We spent today gardening; weeding to encourage nature's finest ground cover, Vinca Minor to spread, and spraying things with Dawn to keep the bugs off. Tonight we will open a bottle of Auxey-Duresse given to us by Nick Groombridge when he came round to show us his McLaren the other day.

The glory that is surrounding Murray's loss at Wimbledon is perplexing. You might have thought he had won. I can't remember a runner-up so praised. Caroline took another line: "The Queen should put him in the Tower; even have his head off." I pointed out that his being Scottish, with their impending independence, that's now not so easy. Federer does not read press reports about himself or an other player, he tells us, so he does not care  about all this.


Sunday, July 1, 2012

Damaris on Liberty Street in Newburgh, 102 °F

After we finished taking the photographs we sat outside The Wherehouse and Damaris and Shakuur flipped through the dummy of my book, Newburgh: Portrait of a City. They recognized many people. with cries of, "I know her... I know him."

Turning the pages, Shakuur said, "There's Trista — my first. That's Sheila — she's blind now, she lives in Albany."

"Was she a girlfriend too?" I asked.

"He wouldn't remember," Damaris said.

Shakuur took no notice. "She has two daughters, they are beautiful. They are beautiful."
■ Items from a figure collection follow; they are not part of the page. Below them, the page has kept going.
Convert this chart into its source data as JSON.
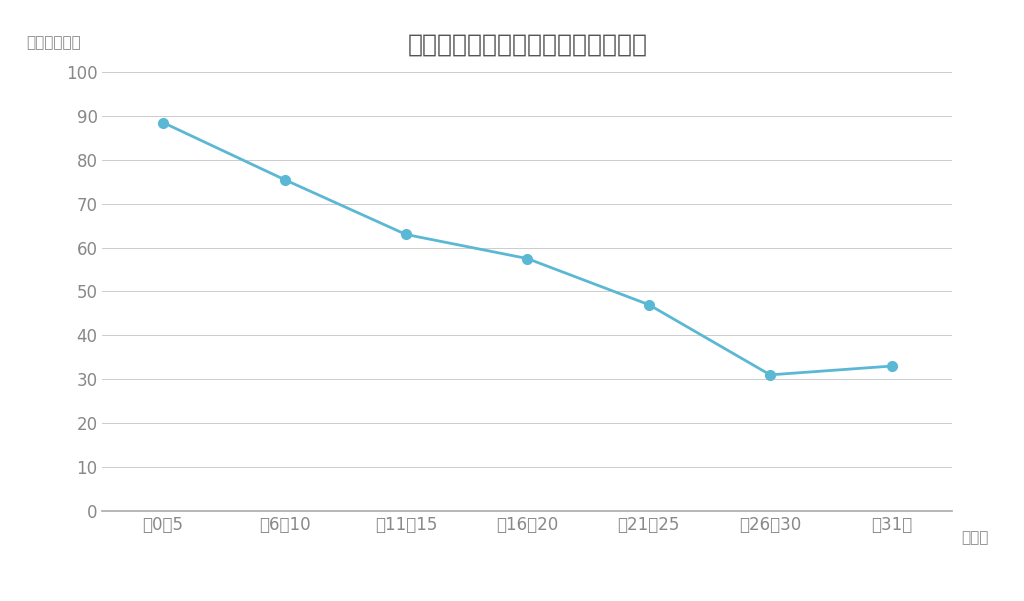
{
  "title": "首都圈中古マンション筑年数別単価",
  "ylabel": "（万円／㎡）",
  "xlabel_unit": "（年）",
  "categories": [
    "筑0～5",
    "筑6～10",
    "筑11～15",
    "筑16～20",
    "筑21～25",
    "筑26～30",
    "筑31～"
  ],
  "values": [
    88.5,
    75.5,
    63.0,
    57.5,
    47.0,
    31.0,
    33.0
  ],
  "ylim": [
    0,
    100
  ],
  "yticks": [
    0,
    10,
    20,
    30,
    40,
    50,
    60,
    70,
    80,
    90,
    100
  ],
  "line_color": "#5BB8D4",
  "marker_color": "#5BB8D4",
  "background_color": "#FFFFFF",
  "title_color": "#555555",
  "axis_color": "#AAAAAA",
  "tick_color": "#888888",
  "grid_color": "#CCCCCC",
  "title_fontsize": 18,
  "tick_fontsize": 12,
  "unit_fontsize": 11
}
As they continued to look to see who they knew in the book, Shakuur glanced at the passing cars. He waved and yelled greetings to the occupants of many that passed. "I have an eye for this — recognizing people."

"This baby ... he's grown up now. That's his mother's girlfriend holding him; she was bi-sexual. They were openly gay in high school and she helped raise the kid."
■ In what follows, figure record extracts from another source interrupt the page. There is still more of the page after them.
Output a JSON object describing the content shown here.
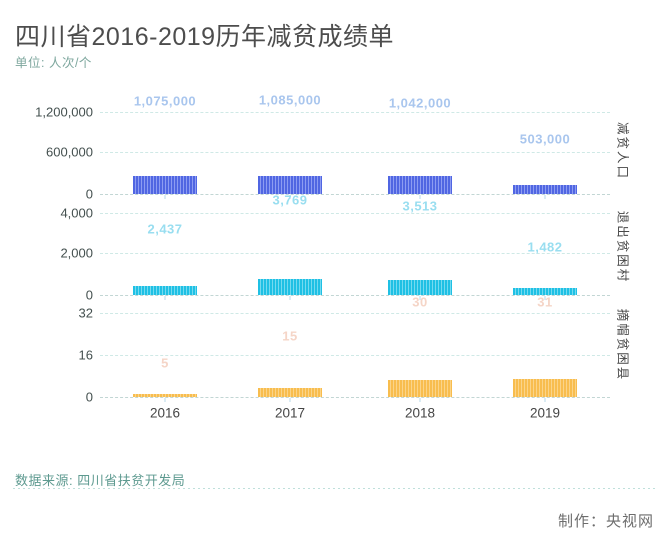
{
  "page": {
    "title": "四川省2016-2019历年减贫成绩单",
    "subtitle": "单位: 人次/个",
    "source": "数据来源: 四川省扶贫开发局",
    "credit": "制作：央视网"
  },
  "chart_data": {
    "type": "bar",
    "title": "四川省2016-2019历年减贫成绩单",
    "unit_note": "单位: 人次/个",
    "categories": [
      "2016",
      "2017",
      "2018",
      "2019"
    ],
    "legend": "none",
    "grid": "horizontal dashed gridlines, three stacked panels sharing the x-axis, panel titles rotated vertically on the right",
    "panels": [
      {
        "name": "减贫人口",
        "values": [
          1075000,
          1085000,
          1042000,
          503000
        ],
        "labels": [
          "1,075,000",
          "1,085,000",
          "1,042,000",
          "503,000"
        ],
        "yticks": [
          "1,200,000",
          "600,000",
          "0"
        ],
        "ylim": [
          0,
          1200000
        ],
        "bar_color": "#5066e2",
        "bar_stripe_color": "#8d9cf2",
        "label_color": "#a9c6ee"
      },
      {
        "name": "退出贫困村",
        "values": [
          2437,
          3769,
          3513,
          1482
        ],
        "labels": [
          "2,437",
          "3,769",
          "3,513",
          "1,482"
        ],
        "yticks": [
          "4,000",
          "2,000",
          "0"
        ],
        "ylim": [
          0,
          4000
        ],
        "bar_color": "#1fc0e4",
        "bar_stripe_color": "#74daf0",
        "label_color": "#99def0"
      },
      {
        "name": "摘帽贫困县",
        "values": [
          5,
          15,
          30,
          31
        ],
        "labels": [
          "5",
          "15",
          "30",
          "31"
        ],
        "yticks": [
          "32",
          "16",
          "0"
        ],
        "ylim": [
          0,
          32
        ],
        "bar_color": "#f8bd4e",
        "bar_stripe_color": "#fbd489",
        "label_color": "#f5d5c7"
      }
    ]
  }
}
More pages were turned. Damaris said, "This woman ran a whorehouse. My grandmother and her sister were girls then. Being half Native American they had long hair and she chopped it off ... for wigs.

Part of the beauty of Damaris and others I photographed is from the mixture of blood: African and Native American. Damaris is also part white, she told us, Jewish.

Here is Damaris in the original picture I did of her with a friend 14 or 15 years ago. I never knew her name; she just told me they were on their way to work at the mall, but they could spare a minute. It was not until earlier this year when we started to look for some of my subjects that we encountered a cousin of hers who put us in touch. 


I don't know that I ever did justice to the 15 year-old Damaris when I first took her picture with her friend Shamika. We used it as a card and we used it as the photograph on the main page of our Kickstarter fundraising campaign. It is an appealing photograph, but it's a soppy photograph. I wanted to do better and get something with more guts to it. Here is Damaris today, aged nearly 30 years-old, taken on Liberty Street in Newburgh last week.
Continued in next post.

Damaris and Yours Truly

Damaris arrived punctually as always, but my heart sank because she had brought a friend. When I was introduced, he said, "I'm her husband." My heart had sunk a little because friends, wives, husbands, lawyers, agents and well wishers of any description can stand in the subject's eyeline, talk, coo, and make suggestions as to how to do the picture. 

This husband, although he followed us down the street where I wanted to take the picture, went back to sit with Caroline and Louis outside The Wherehouse, as soon as I asked him. (Not before I had decided to do a photograph of them together, later.)

"We are married but separated," he told me as he stood beside his wife. She had already told me that they were living apart. "He has to get his act together, and then we'll see."  

Yours Truly is how Damaris' husband, Shakuur, refers to himself.